Top British chefs rescued it. The Hind’s Head in Bray usually gets the credit for making a version which left the egg yolk runny. And for a brief period, it was a trendy dish with Scotch quail eggs becoming a popular canapé and Bruce Poole at La Trompette making a full size version with panko bread crumbs and truffle flavours.
The first Revolver in Singapore where Saurabh Udinia was the opening chef reclaimed the dish for India with wagyu keema and Indian spices. The Dubai Revolver has taken it an unexpected step forward by curing the egg and adding a new layer of flavour. And you can add caviar as a topping if you like.
So, what is this? Indian food? Fusion? A new take on a British favourite? I really don’t know.
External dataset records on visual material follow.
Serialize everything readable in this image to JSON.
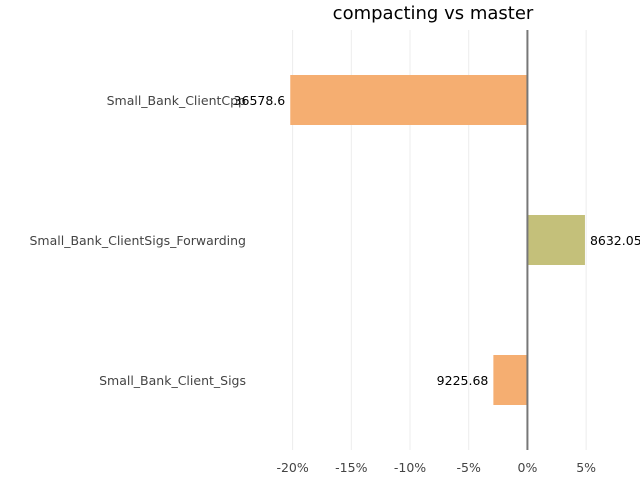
{
  "chart_data": {
    "type": "bar",
    "orientation": "horizontal",
    "title": "compacting vs master",
    "xlabel": "",
    "ylabel": "",
    "grid": true,
    "xlim": [
      -0.215,
      0.055
    ],
    "x_ticks": [
      -0.2,
      -0.15,
      -0.1,
      -0.05,
      0,
      0.05
    ],
    "x_tick_labels": [
      "-20%",
      "-15%",
      "-10%",
      "-5%",
      "0%",
      "5%"
    ],
    "categories": [
      "Small_Bank_ClientCpp",
      "Small_Bank_ClientSigs_Forwarding",
      "Small_Bank_Client_Sigs"
    ],
    "values": [
      -0.202,
      0.049,
      -0.029
    ],
    "value_labels": [
      "36578.6",
      "8632.05",
      "9225.68"
    ],
    "colors": [
      "#f5ae71",
      "#c4c07a",
      "#f5ae71"
    ]
  }
}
And I don’t think it matters. That old parochial view of food is dead. Chefs can now order the best ingredients from around the world and they have the skills to cook them anyway they like. National classifications don’t help; they may actually be a hindrance.

I was looking at Jitin’s menu for Revolver and was struck by how eclectic it was, picking Asian classic ingredients and sometimes giving them an Indian treatment and often just the slightest sprinkle of Indianness.
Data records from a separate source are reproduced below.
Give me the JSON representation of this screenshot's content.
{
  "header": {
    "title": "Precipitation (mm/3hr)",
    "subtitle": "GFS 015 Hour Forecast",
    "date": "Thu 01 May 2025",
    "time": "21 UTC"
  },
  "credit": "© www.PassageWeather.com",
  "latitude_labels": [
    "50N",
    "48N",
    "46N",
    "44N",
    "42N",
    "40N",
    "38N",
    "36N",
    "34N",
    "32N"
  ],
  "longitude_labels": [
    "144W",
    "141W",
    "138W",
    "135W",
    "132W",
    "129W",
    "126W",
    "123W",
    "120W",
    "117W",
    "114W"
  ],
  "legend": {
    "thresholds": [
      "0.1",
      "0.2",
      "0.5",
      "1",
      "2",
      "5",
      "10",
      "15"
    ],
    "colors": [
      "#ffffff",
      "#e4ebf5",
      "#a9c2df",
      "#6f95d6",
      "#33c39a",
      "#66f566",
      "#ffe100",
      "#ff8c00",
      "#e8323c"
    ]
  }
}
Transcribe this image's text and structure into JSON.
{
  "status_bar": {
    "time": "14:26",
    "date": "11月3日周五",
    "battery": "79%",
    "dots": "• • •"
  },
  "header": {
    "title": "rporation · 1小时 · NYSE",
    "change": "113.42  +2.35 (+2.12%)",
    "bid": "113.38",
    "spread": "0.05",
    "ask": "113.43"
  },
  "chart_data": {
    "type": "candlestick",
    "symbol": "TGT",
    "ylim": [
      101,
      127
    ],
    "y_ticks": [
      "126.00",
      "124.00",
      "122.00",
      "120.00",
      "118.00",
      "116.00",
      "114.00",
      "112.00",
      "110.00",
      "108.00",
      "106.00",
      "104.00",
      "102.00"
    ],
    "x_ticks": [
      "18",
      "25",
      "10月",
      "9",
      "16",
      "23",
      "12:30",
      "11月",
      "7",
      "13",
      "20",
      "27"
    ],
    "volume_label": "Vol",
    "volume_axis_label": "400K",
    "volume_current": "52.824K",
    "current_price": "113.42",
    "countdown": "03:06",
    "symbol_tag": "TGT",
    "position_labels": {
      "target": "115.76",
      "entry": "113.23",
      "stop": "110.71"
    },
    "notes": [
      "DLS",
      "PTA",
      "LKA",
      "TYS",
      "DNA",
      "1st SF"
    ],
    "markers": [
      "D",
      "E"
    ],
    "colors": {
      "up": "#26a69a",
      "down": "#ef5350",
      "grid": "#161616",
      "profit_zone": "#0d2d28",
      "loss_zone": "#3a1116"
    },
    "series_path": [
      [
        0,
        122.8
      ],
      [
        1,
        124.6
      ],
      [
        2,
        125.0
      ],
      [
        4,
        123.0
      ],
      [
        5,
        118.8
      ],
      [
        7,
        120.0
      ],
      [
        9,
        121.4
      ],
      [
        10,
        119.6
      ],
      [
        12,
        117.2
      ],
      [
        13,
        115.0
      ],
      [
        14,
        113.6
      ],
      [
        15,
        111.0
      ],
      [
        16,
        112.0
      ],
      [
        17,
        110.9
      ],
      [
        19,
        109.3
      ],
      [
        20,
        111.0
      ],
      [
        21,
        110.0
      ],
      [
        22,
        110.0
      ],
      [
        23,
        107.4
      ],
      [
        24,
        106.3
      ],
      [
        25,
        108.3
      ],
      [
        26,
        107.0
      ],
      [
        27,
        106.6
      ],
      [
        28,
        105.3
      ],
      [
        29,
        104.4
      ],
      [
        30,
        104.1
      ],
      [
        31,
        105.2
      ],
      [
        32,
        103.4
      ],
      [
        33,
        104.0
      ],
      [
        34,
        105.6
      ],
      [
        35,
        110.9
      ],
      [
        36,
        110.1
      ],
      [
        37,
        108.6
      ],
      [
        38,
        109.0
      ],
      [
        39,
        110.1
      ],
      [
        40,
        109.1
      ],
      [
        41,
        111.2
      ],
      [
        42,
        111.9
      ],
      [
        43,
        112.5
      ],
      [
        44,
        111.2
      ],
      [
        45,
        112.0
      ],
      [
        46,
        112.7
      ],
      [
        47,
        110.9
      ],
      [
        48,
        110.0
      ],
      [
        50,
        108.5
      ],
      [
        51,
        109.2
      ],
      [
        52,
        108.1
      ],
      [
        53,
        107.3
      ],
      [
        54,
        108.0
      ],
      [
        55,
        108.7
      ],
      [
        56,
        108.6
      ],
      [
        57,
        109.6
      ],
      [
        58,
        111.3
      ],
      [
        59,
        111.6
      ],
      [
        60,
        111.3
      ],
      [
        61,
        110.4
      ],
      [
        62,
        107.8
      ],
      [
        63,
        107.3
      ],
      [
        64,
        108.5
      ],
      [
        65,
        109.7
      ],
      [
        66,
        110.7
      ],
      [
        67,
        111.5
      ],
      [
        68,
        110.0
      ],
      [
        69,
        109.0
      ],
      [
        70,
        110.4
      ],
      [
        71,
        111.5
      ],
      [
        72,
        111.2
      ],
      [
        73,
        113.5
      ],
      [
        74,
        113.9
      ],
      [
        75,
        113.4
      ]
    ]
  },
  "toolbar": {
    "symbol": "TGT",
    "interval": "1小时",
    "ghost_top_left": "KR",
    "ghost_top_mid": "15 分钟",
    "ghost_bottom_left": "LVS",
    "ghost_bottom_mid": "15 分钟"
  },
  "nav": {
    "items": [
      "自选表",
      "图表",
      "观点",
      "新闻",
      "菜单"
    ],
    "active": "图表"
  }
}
A Japanese style hand roll is spiced with Goan balchow. A wagyu flank ateak comes with a mayo built around a nihari gravy. Lobster manchurian, a huge hit on the Singapore menu as well, takes a ‘Chinese dish’ originally invented in Colaba and uses top notch ingredients to elevate it.
A king crab leg is paired with the sort of crunchy papaya we associate with the Thai som tam. A duck bao comes alive with Chettinad spices. Nobody at Revolver worries too much about the national origin of rendang (a dish brought to Indonesia and Malaysia by Islamic visitors from further west in Asia which is still the subject of battles over its ownership in South East Asia) but Joshi turns rendang into the base for an excellent clay pot rice.
Often trendy western dishes are given an Indian twist. The current favourite of fried chicken and caviar appears here (without the KFC type batter that is often used) as a piece of chicken marinated in Indian spices, lightly dusted with potato starch and then fried. The caviar goes on top. As a dish it has more in common with chicken 65 than say, Korean fried chicken.

Revolver is already a success in Dubai a city packed out with top Indian restaurants probably because it does not try to be self-consciously Indian. Instead it shows us how far Indian food has come that our chefs now have the freedom to incorporate the best elements of world cuisine.
I am hoping it is the beginning of a trend. Indian chefs have already demonstrated that they can cook any cuisine under the sun. So why not mix it up and have a little fun with our food?